Save the dates/Einladungen

Am Anfang jeder Hochzeit stehen die Save the date bzw. Einladungskarten. Die naheliegendste Müllvermeidungsstrategie ist sicherlich beides digital zu verschicken. Wir haben uns beim Save the Date auch dazu entschieden, dies zu tun. Es gibt einige tolle kostenlose Anbieter, bei denen man eigene Entwürfe erstellen und als PDF speichern kann. Die richtigen Einladungen wollten wir dann aber doch in gedruckter Form verschicken, da wir einige Gäste hatten, die nicht mehr ganz zur internetaffinen Generation zählen und wir es ehrlich gesagt auch einfach schöner fanden. Die Karten haben wir komplett selbst gebastelt und dafür nur FSC-zertifiziertes Recyclingpapier verwendet.

 

 

(Grafik: Trashless Society, Foto: Johannes Bouchain)

 

Die Location

Für unsere freie Trauung mit anschließender Feier haben wir uns das Haus Anna Elbe ausgesucht. Das denkmalgeschütze Reetdachhaus liegt an der Elbe mitten in den Hamburger Vier- und Marschlanden. Das Haus wurde letztes Jahr aufwändig saniert, dabei haben die Eigentümer auch viel Wert auf Upcycling und Wiederverwendung von alten Sachen gelegt. So wurde die Bar im Gastraum beispielsweise aus alten aussortierten Türen gebaut. Da wir uns eine eher ländliche, rustikale Hochzeit gewünscht haben, entsprach diese Location natürlich genau unseren Vorstellungen. Die Abgelegenheit hatte natürlich auch gewisse Nachteile – die Anreise mit öffentlichen Verkehrsmitteln war ziemlich mühselig, wurde aber dennoch von einigen gewagt. Da der Großteil unserer Gäste allerdings sowieso nicht aus Hamburg angereist ist und in jedem Fall das Auto genommen hätte, hat dieser Aspekt letztendlich auch keine besonders große Rolle für uns gespielt. Wir selbst mussten uns für das Wochenende auch über Carsharing ein Auto leihen, da wir unglaublich viel Dekokram, unsere Outfits und alles mögliche an anderem Zeug transportieren mussten.

 

  

(Fotos: Hauke Welp)

 

Dekoration

Das Thema Dekoration ist wohl das mit dem größten Potential bezüglich einer nachhaltigen Gestaltung.

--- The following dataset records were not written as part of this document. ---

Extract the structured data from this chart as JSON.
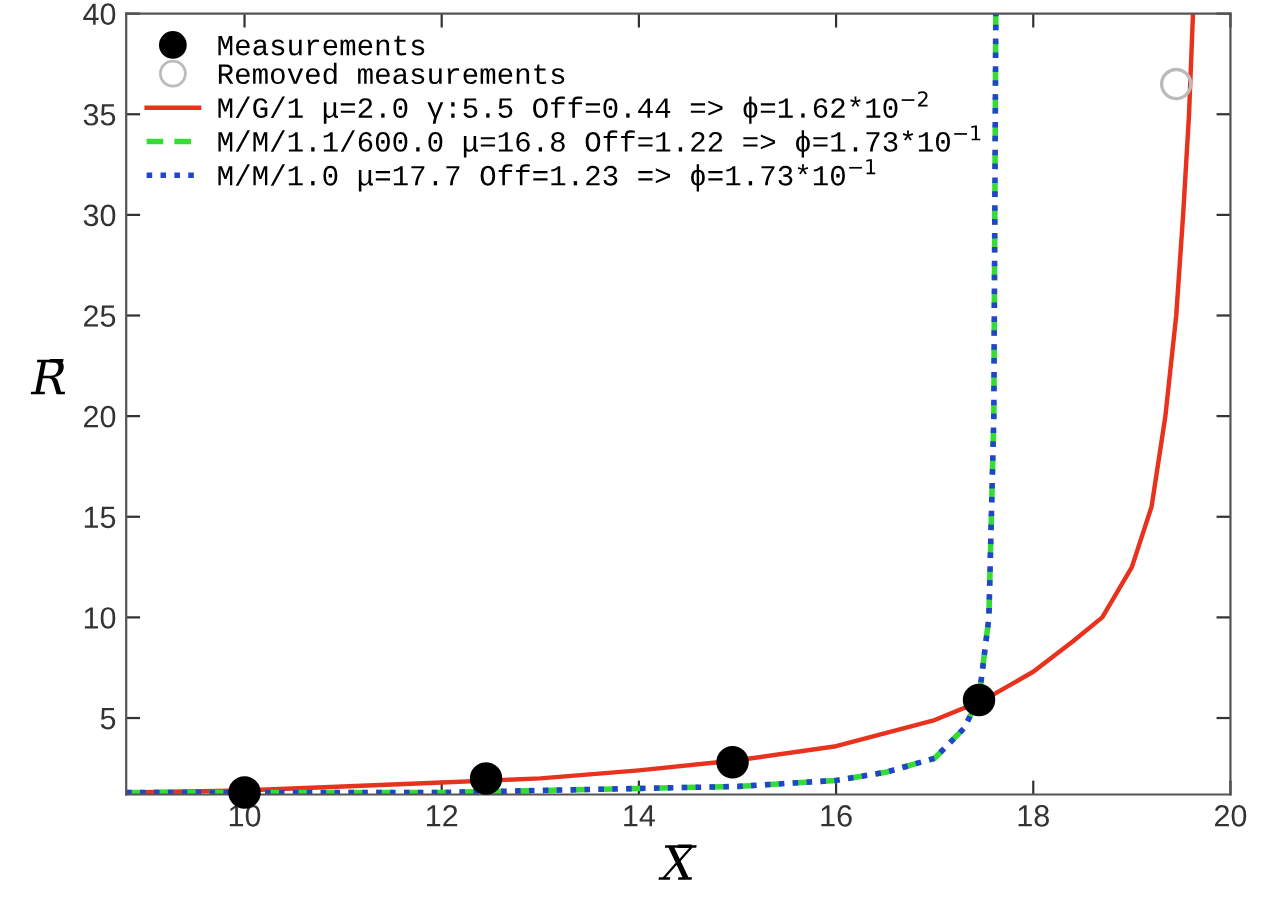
{
  "chart_data": {
    "type": "line",
    "xlabel": "X̄",
    "ylabel": "R̄",
    "xlim": [
      8.8,
      20
    ],
    "ylim": [
      1.2,
      40
    ],
    "xticks": [
      10,
      12,
      14,
      16,
      18,
      20
    ],
    "yticks": [
      5,
      10,
      15,
      20,
      25,
      30,
      35,
      40
    ],
    "grid": false,
    "legend": "top left",
    "series": [
      {
        "name": "Measurements",
        "type": "scatter",
        "marker": "circle",
        "color": "#000000",
        "x": [
          10.0,
          12.45,
          14.95,
          17.45
        ],
        "values": [
          1.3,
          2.0,
          2.8,
          5.9
        ]
      },
      {
        "name": "Removed measurements",
        "type": "scatter",
        "marker": "circle",
        "color": "#bbbbbb",
        "x": [
          19.45
        ],
        "values": [
          36.5
        ]
      },
      {
        "name": "M/G/1 μ=2.0 γ:5.5 Off=0.44 => ϕ=1.62*10$^{−2}$",
        "line_style": "solid",
        "color": "#e8321e",
        "x": [
          8.8,
          10,
          11,
          12,
          13,
          14,
          15,
          16,
          17,
          17.5,
          18,
          18.4,
          18.7,
          19.0,
          19.2,
          19.34,
          19.45,
          19.52,
          19.58,
          19.62
        ],
        "values": [
          1.3,
          1.4,
          1.6,
          1.8,
          2.0,
          2.4,
          2.9,
          3.6,
          4.9,
          5.9,
          7.3,
          8.8,
          10,
          12.5,
          15.5,
          20,
          25,
          30,
          35,
          40
        ]
      },
      {
        "name": "M/M/1.1/600.0 μ=16.8 Off=1.22 => ϕ=1.73*10$^{−1}$",
        "line_style": "dashed",
        "color": "#33dd33",
        "x": [
          8.8,
          12,
          14,
          15,
          16,
          16.5,
          17,
          17.3,
          17.45,
          17.55,
          17.6,
          17.62
        ],
        "values": [
          1.3,
          1.3,
          1.5,
          1.6,
          1.9,
          2.3,
          3.0,
          4.5,
          6,
          10,
          20,
          40
        ]
      },
      {
        "name": "M/M/1.0 μ=17.7 Off=1.23 => ϕ=1.73*10$^{−1}$",
        "line_style": "dotted",
        "color": "#2244cc",
        "x": [
          8.8,
          12,
          14,
          15,
          16,
          16.5,
          17,
          17.3,
          17.45,
          17.55,
          17.6,
          17.62
        ],
        "values": [
          1.3,
          1.3,
          1.5,
          1.6,
          1.9,
          2.3,
          3.0,
          4.5,
          6,
          10,
          20,
          40
        ]
      }
    ]
  }
}
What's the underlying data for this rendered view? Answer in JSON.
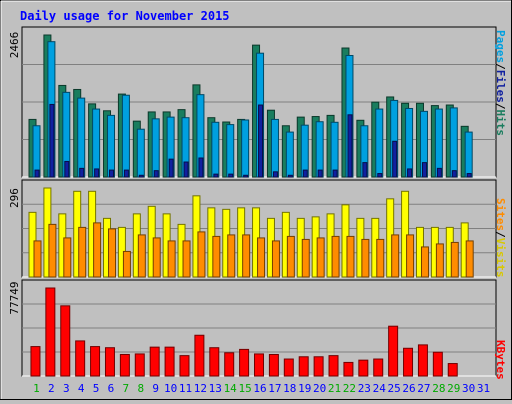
{
  "chart_data": {
    "type": "bar",
    "title": "Daily usage for November 2015",
    "categories": [
      "1",
      "2",
      "3",
      "4",
      "5",
      "6",
      "7",
      "8",
      "9",
      "10",
      "11",
      "12",
      "13",
      "14",
      "15",
      "16",
      "17",
      "18",
      "19",
      "20",
      "21",
      "22",
      "23",
      "24",
      "25",
      "26",
      "27",
      "28",
      "29",
      "30",
      "31"
    ],
    "weekend_days": [
      "1",
      "7",
      "8",
      "14",
      "15",
      "21",
      "22",
      "28",
      "29"
    ],
    "panels": [
      {
        "id": "hits-files-pages",
        "max_label": "2466",
        "ymax": 2466,
        "series": [
          {
            "name": "Hits",
            "color": "#1a7d5e",
            "values": [
              1000,
              2466,
              1590,
              1520,
              1270,
              1150,
              1440,
              970,
              1130,
              1130,
              1170,
              1600,
              1030,
              955,
              1000,
              2290,
              1160,
              890,
              1040,
              1050,
              1070,
              2240,
              985,
              1300,
              1390,
              1280,
              1280,
              1240,
              1250,
              880,
              0
            ]
          },
          {
            "name": "Files",
            "color": "#00a0e0",
            "values": [
              890,
              2350,
              1470,
              1370,
              1180,
              1070,
              1420,
              830,
              1010,
              1040,
              1030,
              1430,
              950,
              910,
              990,
              2150,
              1000,
              780,
              900,
              960,
              950,
              2110,
              890,
              1180,
              1330,
              1190,
              1140,
              1180,
              1200,
              780,
              0
            ]
          },
          {
            "name": "Pages",
            "color": "#1020a0",
            "values": [
              120,
              1260,
              270,
              150,
              140,
              120,
              120,
              30,
              110,
              310,
              260,
              330,
              50,
              50,
              30,
              1250,
              90,
              30,
              120,
              120,
              120,
              1080,
              250,
              60,
              620,
              140,
              250,
              150,
              110,
              60,
              0
            ]
          }
        ]
      },
      {
        "id": "visits-sites",
        "max_label": "296",
        "ymax": 296,
        "series": [
          {
            "name": "Visits",
            "color": "#ffff00",
            "values": [
              215,
              296,
              210,
              285,
              285,
              195,
              165,
              210,
              235,
              210,
              175,
              270,
              230,
              225,
              230,
              230,
              195,
              215,
              195,
              200,
              210,
              240,
              195,
              195,
              260,
              285,
              165,
              165,
              165,
              180,
              0
            ]
          },
          {
            "name": "Sites",
            "color": "#ff8c00",
            "values": [
              120,
              175,
              130,
              165,
              180,
              160,
              85,
              140,
              130,
              120,
              120,
              150,
              135,
              140,
              140,
              130,
              120,
              135,
              125,
              130,
              135,
              135,
              125,
              125,
              140,
              140,
              100,
              110,
              115,
              120,
              0
            ]
          }
        ]
      },
      {
        "id": "kbytes",
        "max_label": "77749",
        "ymax": 77749,
        "series": [
          {
            "name": "KBytes",
            "color": "#ff0000",
            "values": [
              26000,
              77749,
              62000,
              31000,
              26000,
              25000,
              19000,
              19500,
              25500,
              25500,
              18000,
              36000,
              25000,
              20500,
              23500,
              19500,
              19000,
              15000,
              17000,
              17000,
              18000,
              12000,
              14000,
              15000,
              44000,
              24500,
              27500,
              21000,
              11000,
              0,
              0
            ]
          }
        ]
      }
    ]
  },
  "legend": {
    "hits_label": "Hits",
    "files_label": "Files",
    "pages_label": "Pages",
    "visits_label": "Visits",
    "sites_label": "Sites",
    "kbytes_label": "KBytes",
    "separator": "/"
  },
  "colors": {
    "background": "#c0c0c0",
    "panel_bg": "#c0c0c0",
    "title": "#0000ff",
    "weekday": "#0000ff",
    "weekend": "#00aa00",
    "grid": "#808080"
  }
}
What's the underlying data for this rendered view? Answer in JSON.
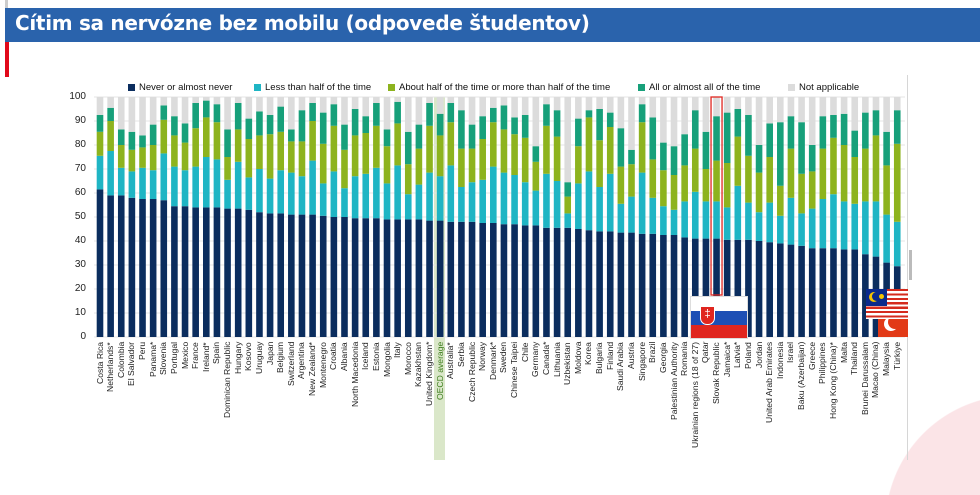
{
  "header": {
    "title": "Cítim sa nervózne bez mobilu (odpovede študentov)"
  },
  "chart_data": {
    "type": "bar",
    "stacked": true,
    "title": "",
    "xlabel": "",
    "ylabel": "",
    "ylim": [
      0,
      100
    ],
    "yticks": [
      0,
      10,
      20,
      30,
      40,
      50,
      60,
      70,
      80,
      90,
      100
    ],
    "grid": true,
    "legend_position": "top",
    "highlighted_categories": [
      "OECD average",
      "Slovak Republic"
    ],
    "flags_shown": [
      "Slovak Republic",
      "Malaysia",
      "Türkiye"
    ],
    "categories": [
      "Costa Rica",
      "Netherlands*",
      "Colombia",
      "El Salvador",
      "Peru",
      "Panama*",
      "Slovenia",
      "Portugal",
      "Mexico",
      "France",
      "Ireland*",
      "Spain",
      "Dominican Republic",
      "Hungary",
      "Kosovo",
      "Uruguay",
      "Japan",
      "Belgium",
      "Switzerland",
      "Argentina",
      "New Zealand*",
      "Montenegro",
      "Croatia",
      "Albania",
      "North Macedonia",
      "Iceland",
      "Estonia",
      "Mongolia",
      "Italy",
      "Morocco",
      "Kazakhstan",
      "United Kingdom*",
      "OECD average",
      "Australia*",
      "Serbia",
      "Czech Republic",
      "Norway",
      "Denmark*",
      "Sweden",
      "Chinese Taipei",
      "Chile",
      "Germany",
      "Canada*",
      "Lithuania",
      "Uzbekistan",
      "Moldova",
      "Korea",
      "Bulgaria",
      "Finland",
      "Saudi Arabia",
      "Austria",
      "Singapore",
      "Brazil",
      "Georgia",
      "Palestinian Authority",
      "Romania",
      "Ukrainian regions (18 of 27)",
      "Qatar",
      "Slovak Republic",
      "Jamaica*",
      "Latvia*",
      "Poland",
      "Jordan",
      "United Arab Emirates",
      "Indonesia",
      "Israel",
      "Baku (Azerbaijan)",
      "Greece",
      "Philippines",
      "Hong Kong (China)*",
      "Malta",
      "Thailand",
      "Brunei Darussalam",
      "Macao (China)",
      "Malaysia",
      "Türkiye"
    ],
    "series": [
      {
        "name": "Never or almost never",
        "color": "#0b2d5e",
        "values": [
          61.5,
          59,
          59,
          58,
          57.5,
          57.5,
          57,
          54.5,
          54.5,
          54,
          54,
          54,
          53.5,
          53.5,
          53,
          52,
          51.5,
          51.5,
          51,
          51,
          51,
          50.5,
          50,
          50,
          49.5,
          49.5,
          49.5,
          49,
          49,
          49,
          49,
          48.5,
          48.5,
          48,
          48,
          48,
          47.5,
          47.5,
          47,
          47,
          46.5,
          46.5,
          45.5,
          45.5,
          45.5,
          45,
          44.5,
          44,
          44,
          43.5,
          43.5,
          43,
          43,
          42.5,
          42.5,
          41.5,
          41,
          41,
          41,
          40.5,
          40.5,
          40.5,
          40,
          39.5,
          39,
          38.5,
          38,
          37,
          37,
          37,
          36.5,
          36.5,
          34.5,
          33.5,
          31,
          29.5
        ]
      },
      {
        "name": "Less than half of the time",
        "color": "#1fb5c4",
        "values": [
          14,
          18.5,
          11.5,
          11,
          13,
          12,
          19.5,
          16.5,
          15,
          17,
          21,
          20,
          12,
          19.5,
          13.5,
          18,
          14.5,
          18,
          17.5,
          16,
          22.5,
          13.5,
          19,
          12,
          17.5,
          18.5,
          21,
          15,
          22.5,
          10.5,
          14.5,
          20,
          18.5,
          23.5,
          14.5,
          16.5,
          18,
          23.5,
          21.5,
          20.5,
          18,
          14.5,
          22.5,
          19.5,
          6,
          19,
          24.5,
          18.5,
          24,
          12,
          15,
          25.5,
          15,
          12,
          10.5,
          15,
          19.5,
          15.5,
          15.5,
          13.5,
          22.5,
          15.5,
          12,
          16.5,
          11.5,
          19.5,
          13.5,
          16.5,
          20.5,
          22.5,
          20,
          19,
          22,
          23,
          20,
          18.5
        ]
      },
      {
        "name": "About half of the time or more than half of the time",
        "color": "#8db31e",
        "values": [
          10,
          12.5,
          9.5,
          9,
          8.5,
          10.5,
          14,
          13,
          11.5,
          16,
          16.5,
          15.5,
          9.5,
          13.5,
          16,
          14,
          18.5,
          16,
          13,
          14.5,
          16.5,
          16.5,
          19,
          16,
          17,
          17,
          17.5,
          15.5,
          17.5,
          12.5,
          15,
          19.5,
          17,
          18,
          16,
          14,
          17,
          18.5,
          18,
          17,
          18.5,
          12,
          20,
          18.5,
          7,
          15.5,
          22.5,
          19.5,
          19.5,
          15.5,
          13.5,
          21,
          16,
          15,
          14.5,
          15,
          18,
          13.5,
          17,
          18.5,
          20.5,
          19.5,
          16.5,
          19,
          12.5,
          20.5,
          16.5,
          15.5,
          21,
          23.5,
          23.5,
          19.5,
          22,
          27.5,
          20.5,
          32.5
        ]
      },
      {
        "name": "All or almost all of the time",
        "color": "#17a07a",
        "values": [
          7,
          5.5,
          6.5,
          7.5,
          5,
          8.5,
          6,
          8,
          8,
          10.5,
          7,
          7.5,
          11.5,
          11,
          8.5,
          10,
          8,
          10.5,
          5,
          13,
          7.5,
          13,
          9,
          10.5,
          11,
          7,
          9.5,
          7,
          9,
          13.5,
          10,
          9.5,
          9,
          8,
          16,
          10,
          9.5,
          6,
          10,
          7,
          9.5,
          6.5,
          9,
          11,
          6,
          11.5,
          3,
          13,
          6,
          16,
          6,
          7.5,
          17.5,
          11.5,
          12,
          13,
          16,
          15.5,
          18.5,
          21,
          11.5,
          17,
          11.5,
          14,
          26.5,
          13.5,
          21.5,
          11,
          13.5,
          9.5,
          13,
          11,
          15,
          10.5,
          14,
          14
        ]
      },
      {
        "name": "Not applicable",
        "color": "#dcdcdc",
        "values": [
          7.5,
          4.5,
          13.5,
          14.5,
          16,
          11.5,
          3.5,
          8,
          11,
          2.5,
          1.5,
          3,
          13.5,
          2.5,
          9,
          6,
          7.5,
          4,
          13.5,
          5.5,
          2.5,
          6.5,
          3,
          11.5,
          5,
          8,
          2.5,
          13.5,
          2,
          14.5,
          11.5,
          2.5,
          7,
          2.5,
          5.5,
          11.5,
          8,
          4.5,
          3.5,
          8.5,
          7.5,
          20.5,
          3,
          5.5,
          35.5,
          9,
          5.5,
          5,
          6.5,
          13,
          22,
          3,
          8.5,
          19,
          20.5,
          15.5,
          5.5,
          14.5,
          8,
          6.5,
          5,
          7.5,
          20,
          11,
          10.5,
          8,
          10.5,
          20,
          8,
          7.5,
          7,
          14,
          6.5,
          5.5,
          14.5,
          5.5
        ]
      }
    ]
  }
}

Grundsätzlich haben wir drei Möglichkeiten genutzt, möglichst nachhaltig an Deko zu kommen: Ausleihen, Second Hand kaufen und aus nachhaltigen Materialien selber machen/upcyceln.

 

(Foto: Hauke Welp)

 

Einen großen Teil unserer Dekoration haben wir uns geliehen. Da die Location leider nicht ausreichend Gartenmöbel zur Verfügung stellen konnte, haben wir uns Stühle und Cafétische bei einem Eventdienstleister in der Nähe des Veranstaltungsortes ausgeliehen. Für spezielle Hochzeitsdeko gibt es mittlerweile eine ganze Reihe von Anbietern, die schöne Sachen verleihen. Unseren Makramee-Traubogen und noch einige andere Sachen haben wir uns bei VR Weddings ausgeliehen.

 

 

(Fotos: Hauke Welp)

 

Eine ganz tolle Fundgrube für Second Hand Hochzeitsdeko war zum einen Ebay Kleinanzeigen sowie diverse entsprechende Gruppen auf Facebook wie Liebe zur Hochzeit oder Second Hand Wedding Decorations. Das schöne ist, dass wir über diese Plattformen auch bereits 90 Prozent unserer Deko wieder verkauft haben.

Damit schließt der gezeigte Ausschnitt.